Dieu est l’être moral et libre par excellence, c’est-à-dire l’être excellemment capable d’agir comme cause première, en dehors des causes qui s’enchaînent l’une à l’autre. En tant qu’être moral et libre, l’homme est en rapport intime avec Dieu. Qui définira les événements possibles et sondera les mystères de ce rapport ? Qui dira que Dieu ne peut pas modifier et ne modifie jamais, selon ses desseins dans l’ordre moral et sur l’homme, les lois qu’il a instituées et qu’il maintient dans l’ordre matériel de la nature ?

On a hésité à nier absolument la possibilité des faits surnaturels ; on a pris, pour les attaquer, une voie détournée. S’ils ne sont pas impossibles, a-t-on dit, ils sont incroyables, car aucun témoignage humain et spécial, en faveur d’un miracle, ne peut donner une certitude égale à celle qui résulte, contre tout miracle, de l’expérience qu’ont les hommes de la fixité des lois de la nature : « C’est l’expérience seule, dit Hume, qui donne autorité au témoignage humain, et c’est la même expérience qui nous atteste les lois de la nature. Quand donc ces deux sortes d’expérience sont en contradiction, nous n’avons autre chose à faire que de retrancher l’une de l’autre, et de nous faire une opinion, dans l’un ou l’autre sens, selon l’assurance que nous donne le restant de la soustraction. En vertu du principe que je viens de poser, cette opération, appliquée à toutes les religions populaires, aboutit à leur complète annulation. Nous pouvons donc établir en maxime qu’aucun témoignage humain ne peut valoir assez pour prouver un miracle, et pour en faire le fondement légitime d’aucun système de religionb. » C’est dans ce raisonnement de Hume que s’enferment, comme dans un fort inexpugnable, les adversaires des miracles, pour leur refuser toute croyance.

bEssais et traités sur divers sujets, par David Hume. — Essai sur les miracles, t.
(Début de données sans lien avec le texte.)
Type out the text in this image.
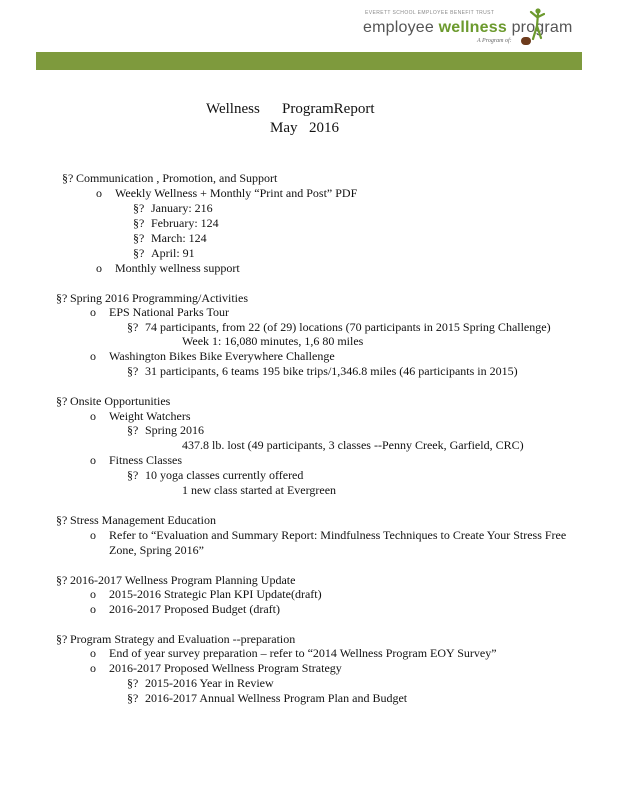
EVERETT SCHOOL EMPLOYEE BENEFIT TRUST
employee wellness program
A Program of:
Wellness ProgramReport
May 2016
§? Communication , Promotion, and Support
o Weekly Wellness + Monthly “Print and Post” PDF
§? January: 216
§? February: 124
§? March: 124
§? April: 91
o Monthly wellness support
§? Spring 2016 Programming/Activities
o EPS National Parks Tour
§? 74 participants, from 22 (of 29) locations (70 participants in 2015 Spring Challenge)
Week 1: 16,080 minutes, 1,6 80 miles
o Washington Bikes Bike Everywhere Challenge
§? 31 participants, 6 teams 195 bike trips/1,346.8 miles (46 participants in 2015)
§? Onsite Opportunities
o Weight Watchers
§? Spring 2016
437.8 lb. lost (49 participants, 3 classes --Penny Creek, Garfield, CRC)
o Fitness Classes
§? 10 yoga classes currently offered
1 new class started at Evergreen
§? Stress Management Education
o Refer to “Evaluation and Summary Report: Mindfulness Techniques to Create Your Stress Free
Zone, Spring 2016”
§? 2016-2017 Wellness Program Planning Update
o 2015-2016 Strategic Plan KPI Update(draft)
o 2016-2017 Proposed Budget (draft)
§? Program Strategy and Evaluation --preparation
o End of year survey preparation – refer to “2014 Wellness Program EOY Survey”
o 2016-2017 Proposed Wellness Program Strategy
§? 2015-2016 Year in Review
§? 2016-2017 Annual Wellness Program Plan and Budget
III, p. 119-145 (Bâle, 1793).

Quelle confusion dans les faits et dans les idées ! Quelle superficielle solution de l’un des plus grands problèmes de notre nature ! Quoi, ce serait une simple opération d’arithmétique, sur deux observations expérimentales évaluées en chiffres, qui viderait la question de savoir si la croyance universelle du genre humain au surnaturel est fondée ou absurde, et si Dieu n’agit sur le monde et sur l’homme que par des lois instituées une fois pour toutes, ou s’il continue encore à faire, dans l’exercice de sa puissance, usage de sa liberté ! Non seulement le sceptique Hume méconnaît ainsi la grandeur du problème ; il se trompe aussi dans les motifs sur lesquels il fonde son étroite idée : ce n’est point dans l’expérience seule que le témoignage humain puise son autorité ; cette autorité a des sources plus profondes et une valeur antérieure à l’expérience ; elle est l’un des liens naturels, l’une des sympathies spontanées qui unissent entre eux les hommes et entre elles les générations des hommes ; est-ce en vertu de l’expérience que l’enfant se confie aux paroles de sa mère et croit tout ce qu’elle lui raconte ? La confiance mutuelle des hommes dans ce qu’ils se disent ou se transmettent les uns aux autres est un instinct primitif, spontané, que l’expérience confirme ou ébranle, redresse ou limite, mais qu’elle ne fonde point.

Je trouve, dans le même Essai de Hume, cette autre phrase : « Comme la surprise mêlée d’admiration qu’excitent les miracles est une émotion agréable, de là naît une tendance sensible à croire aux événements d’où cette émotion dérive. » Ainsi, à en croire Hume, c’est uniquement pour son plaisir, c’est pour l’amusement de son imagination que l’homme croit au surnaturel ; et sous cette impression réelle mais secondaire, qui effleure la surface de l’âme humaine, le philosophe n’entrevoit pas les instincts profonds et les besoins supérieurs qui la dominent.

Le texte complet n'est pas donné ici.